I was recently at a function where I met a woman who pulled me aside and said quietly, sheepishly “I hope this isn’t too personal but are you Hispanic?” Personal? I think my ethnicity has slapped itself on my face, skin, in my hair, on my hips and rear end. No, you’re not being too personal, I thought, you’re stating the obvious.
“My mom’s Puerto Rican and Cuban, my dad’s Filipino,” I answered proudly. For years I’d say I was Spanish hoping the person asking would assume I was from Spain, thinking that country was somehow more favorable to the islands I descend from.
This Puerto Rican woman, Angie, beamed when I told her I was, indeed, Hispanic, said she doesn’t meet many Hispanic woman in her day-to-day life. She was smart and sweet and insightful. We chatted for a few minutes before I left but the short conversation made me think of other conversations I’ve had throughout my life regarding my roots.

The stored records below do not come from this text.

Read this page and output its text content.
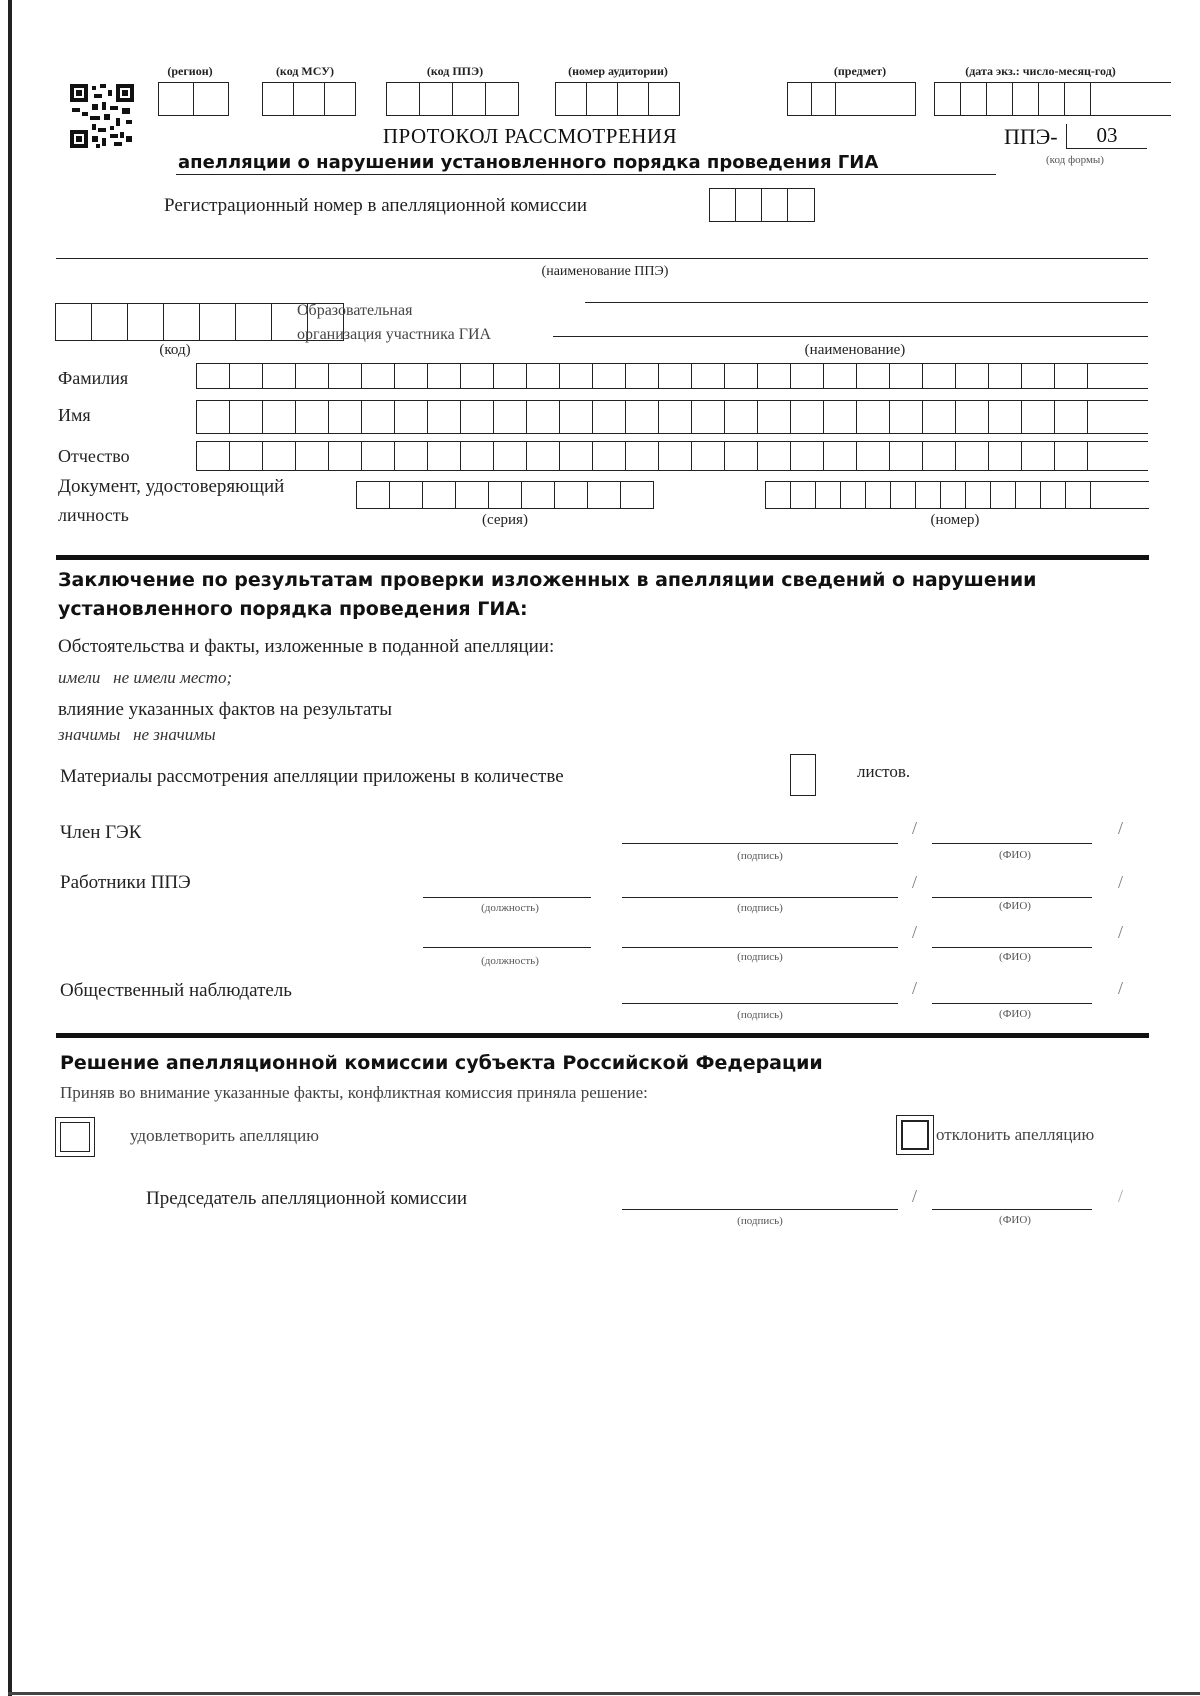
(регион)	(код МСУ)	(код ППЭ)	(номер аудитории)	(предмет)	(дата экз.: число-месяц-год)
ПРОТОКОЛ РАССМОТРЕНИЯ
апелляции о нарушении установленного порядка проведения ГИА
ППЭ-	03
(код формы)
Регистрационный номер в апелляционной комиссии
(наименование ППЭ)
Образовательная
организация участника ГИА
(код)	(наименование)
Фамилия
Имя
Отчество
Документ, удостоверяющий
личность	(серия)	(номер)
Заключение по результатам проверки изложенных в апелляции сведений о нарушении
установленного порядка проведения ГИА:
Обстоятельства и факты, изложенные в поданной апелляции:
имели   не имели место;
влияние указанных фактов на результаты
значимы   не значимы
Материалы рассмотрения апелляции приложены в количестве	листов.
Член ГЭК	/	/
(подпись)	(ФИО)
Работники ППЭ	/	/
(должность)	(подпись)	(ФИО)
/	/
(должность)	(подпись)	(ФИО)
Общественный наблюдатель	/	/
(подпись)	(ФИО)
Решение апелляционной комиссии субъекта Российской Федерации
Приняв во внимание указанные факты, конфликтная комиссия приняла решение:
удовлетворить апелляцию	отклонить апелляцию
Председатель апелляционной комиссии	/	/
(подпись)	(ФИО)
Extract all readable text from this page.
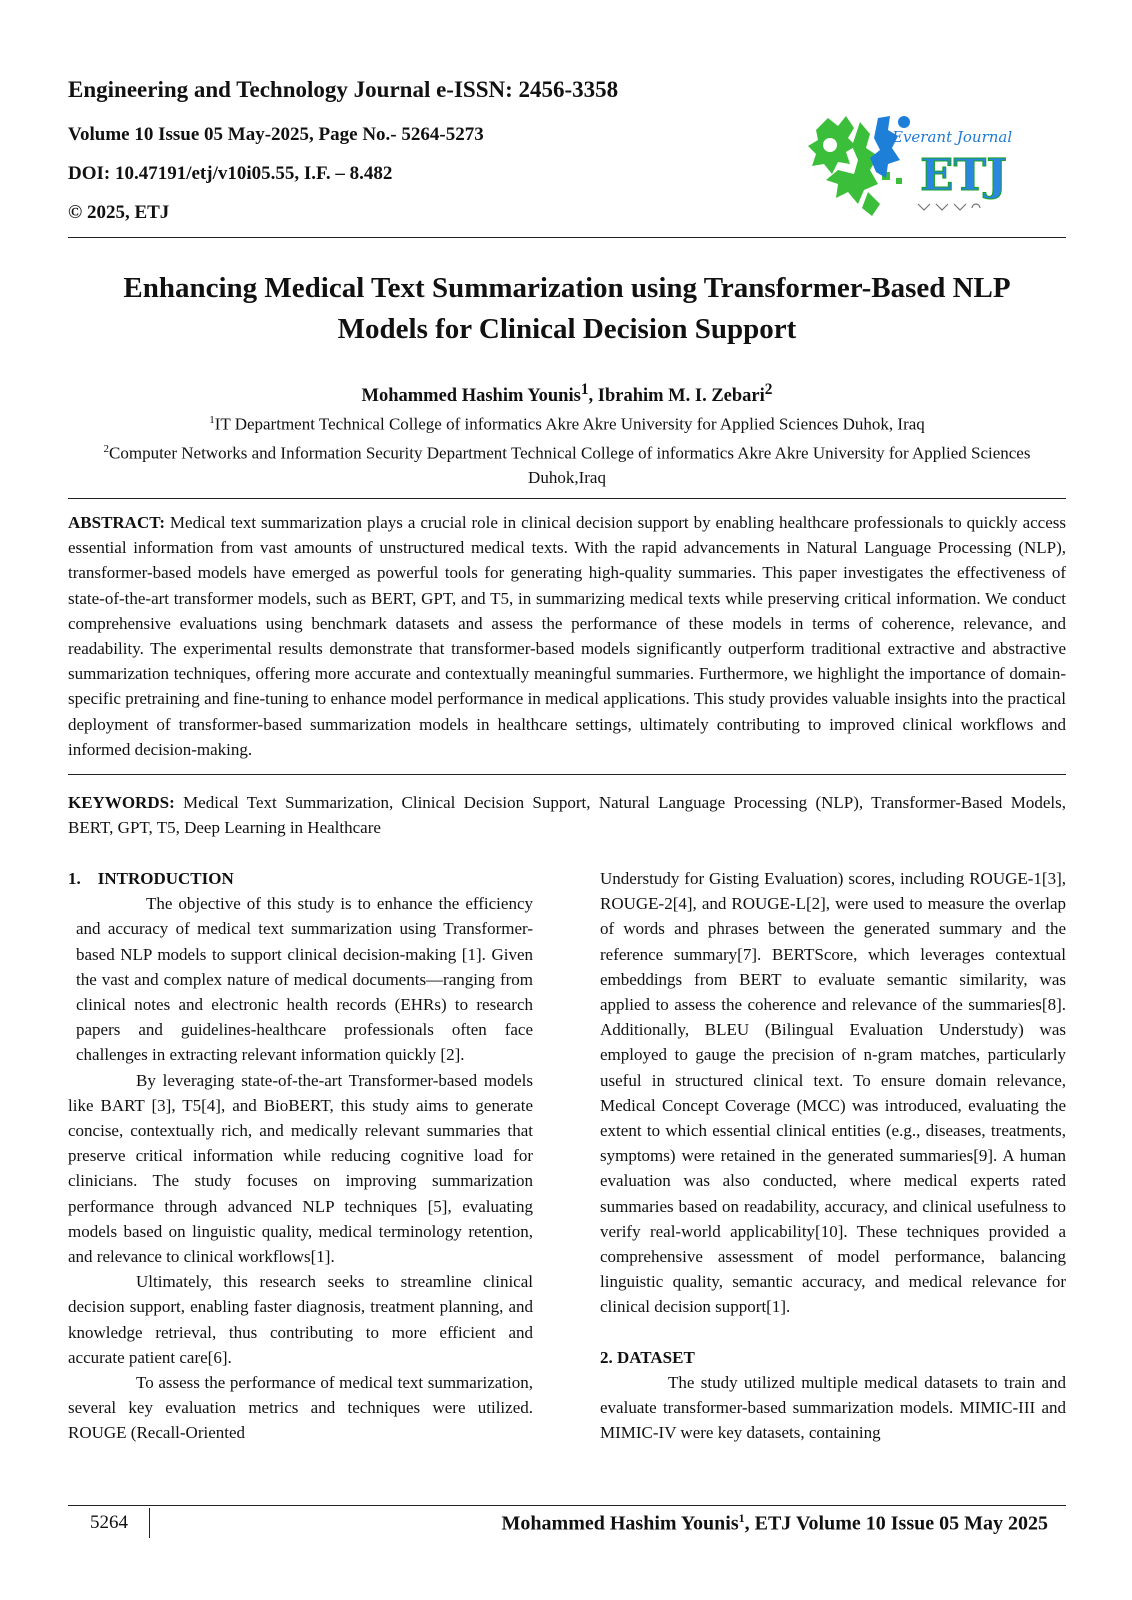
Engineering and Technology Journal e-ISSN: 2456-3358

Volume 10 Issue 05 May-2025, Page No.- 5264-5273

DOI: 10.47191/etj/v10i05.55, I.F. – 8.482

© 2025, ETJ

Everant Journal
ETJ
Enhancing Medical Text Summarization using Transformer-Based NLP
Models for Clinical Decision Support

Mohammed Hashim Younis$^1$, Ibrahim M. I. Zebari$^2$

$^1$IT Department Technical College of informatics Akre Akre University for Applied Sciences Duhok, Iraq

$^2$Computer Networks and Information Security Department Technical College of informatics Akre Akre University for Applied Sciences Duhok,Iraq

ABSTRACT: Medical text summarization plays a crucial role in clinical decision support by enabling healthcare professionals to quickly access essential information from vast amounts of unstructured medical texts. With the rapid advancements in Natural Language Processing (NLP), transformer-based models have emerged as powerful tools for generating high-quality summaries. This paper investigates the effectiveness of state-of-the-art transformer models, such as BERT, GPT, and T5, in summarizing medical texts while preserving critical information. We conduct comprehensive evaluations using benchmark datasets and assess the performance of these models in terms of coherence, relevance, and readability. The experimental results demonstrate that transformer-based models significantly outperform traditional extractive and abstractive summarization techniques, offering more accurate and contextually meaningful summaries. Furthermore, we highlight the importance of domain-specific pretraining and fine-tuning to enhance model performance in medical applications. This study provides valuable insights into the practical deployment of transformer-based summarization models in healthcare settings, ultimately contributing to improved clinical workflows and informed decision-making.

KEYWORDS: Medical Text Summarization, Clinical Decision Support, Natural Language Processing (NLP), Transformer-Based Models, BERT, GPT, T5, Deep Learning in Healthcare

1.    INTRODUCTION

The objective of this study is to enhance the efficiency and accuracy of medical text summarization using Transformer-based NLP models to support clinical decision-making [1]. Given the vast and complex nature of medical documents—ranging from clinical notes and electronic health records (EHRs) to research papers and guidelines-healthcare professionals often face challenges in extracting relevant information quickly [2].

By leveraging state-of-the-art Transformer-based models like BART [3], T5[4], and BioBERT, this study aims to generate concise, contextually rich, and medically relevant summaries that preserve critical information while reducing cognitive load for clinicians. The study focuses on improving summarization performance through advanced NLP techniques [5], evaluating models based on linguistic quality, medical terminology retention, and relevance to clinical workflows[1].

Ultimately, this research seeks to streamline clinical decision support, enabling faster diagnosis, treatment planning, and knowledge retrieval, thus contributing to more efficient and accurate patient care[6].

To assess the performance of medical text summarization, several key evaluation metrics and techniques were utilized. ROUGE (Recall-Oriented

Understudy for Gisting Evaluation) scores, including ROUGE-1[3], ROUGE-2[4], and ROUGE-L[2], were used to measure the overlap of words and phrases between the generated summary and the reference summary[7]. BERTScore, which leverages contextual embeddings from BERT to evaluate semantic similarity, was applied to assess the coherence and relevance of the summaries[8]. Additionally, BLEU (Bilingual Evaluation Understudy) was employed to gauge the precision of n-gram matches, particularly useful in structured clinical text. To ensure domain relevance, Medical Concept Coverage (MCC) was introduced, evaluating the extent to which essential clinical entities (e.g., diseases, treatments, symptoms) were retained in the generated summaries[9]. A human evaluation was also conducted, where medical experts rated summaries based on readability, accuracy, and clinical usefulness to verify real-world applicability[10]. These techniques provided a comprehensive assessment of model performance, balancing linguistic quality, semantic accuracy, and medical relevance for clinical decision support[1].

2. DATASET

The study utilized multiple medical datasets to train and evaluate transformer-based summarization models. MIMIC-III and MIMIC-IV were key datasets, containing

5264	Mohammed Hashim Younis$^1$, ETJ Volume 10 Issue 05 May 2025
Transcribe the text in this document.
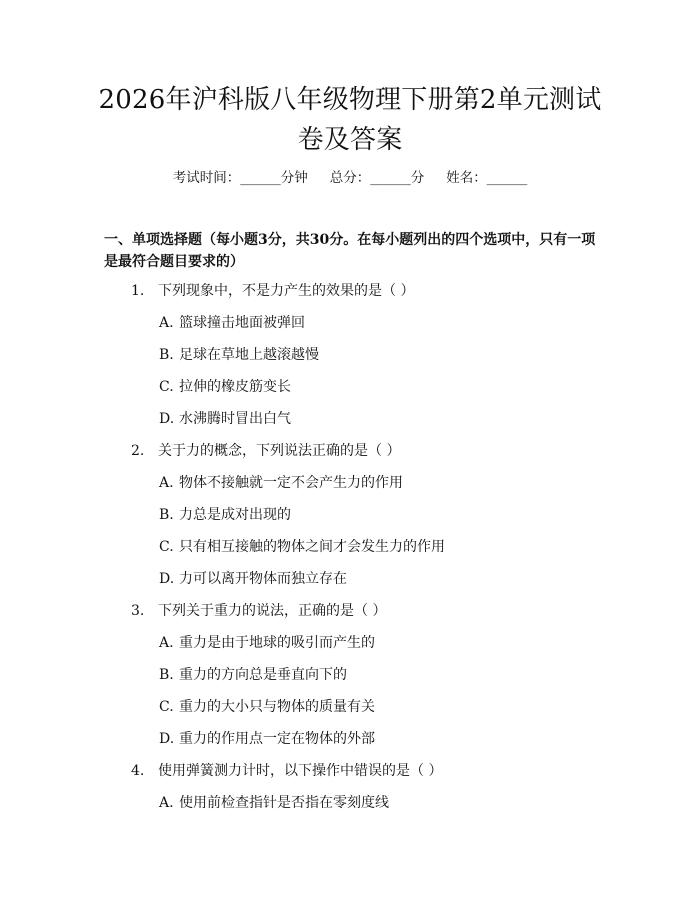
2026年沪科版八年级物理下册第2单元测试卷及答案
考试时间：______分钟 总分：______分 姓名：______
一、单项选择题（每小题3分，共30分。在每小题列出的四个选项中，只有一项是最符合题目要求的）
1. 下列现象中，不是力产生的效果的是（ ）
A. 篮球撞击地面被弹回
B. 足球在草地上越滚越慢
C. 拉伸的橡皮筋变长
D. 水沸腾时冒出白气
2. 关于力的概念，下列说法正确的是（ ）
A. 物体不接触就一定不会产生力的作用
B. 力总是成对出现的
C. 只有相互接触的物体之间才会发生力的作用
D. 力可以离开物体而独立存在
3. 下列关于重力的说法，正确的是（ ）
A. 重力是由于地球的吸引而产生的
B. 重力的方向总是垂直向下的
C. 重力的大小只与物体的质量有关
D. 重力的作用点一定在物体的外部
4. 使用弹簧测力计时，以下操作中错误的是（ ）
A. 使用前检查指针是否指在零刻度线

I’ve been told, “I thought you were Italian,” “I thought you were Greek,” “I thought you were Jewish,” “You don’t look Puerto Rican,” all in order to make me feel better. I never react, smile, but inside I cringe every time. I grew up where, in my mind, we were the darkest family in town. I was called derogatory names and teased at school. I got the message to blend in, didn’t tell anyone I ate Arroz Con Gandules, pasteles, loved plantains.
As I got older, moved to New Haven, went to college I connected with other Hispanic woman and claimed my ethnicity, sometimes a little too fiercely (ask my mom and sister). The pendulum eventually swung from one extreme to the other and landed close to zero position. It’s taken a long time, I can still feel my stomach lurch when I hear a negative comment, but I don’t have to apologize for looking Italian, Greek, Jewish and being Puerto Rican, Cuban, Filipino. And, thanks to dad, I have a cool last name.
Yes, Angie, I’m Hispanic too. Glad I could make your day with the news!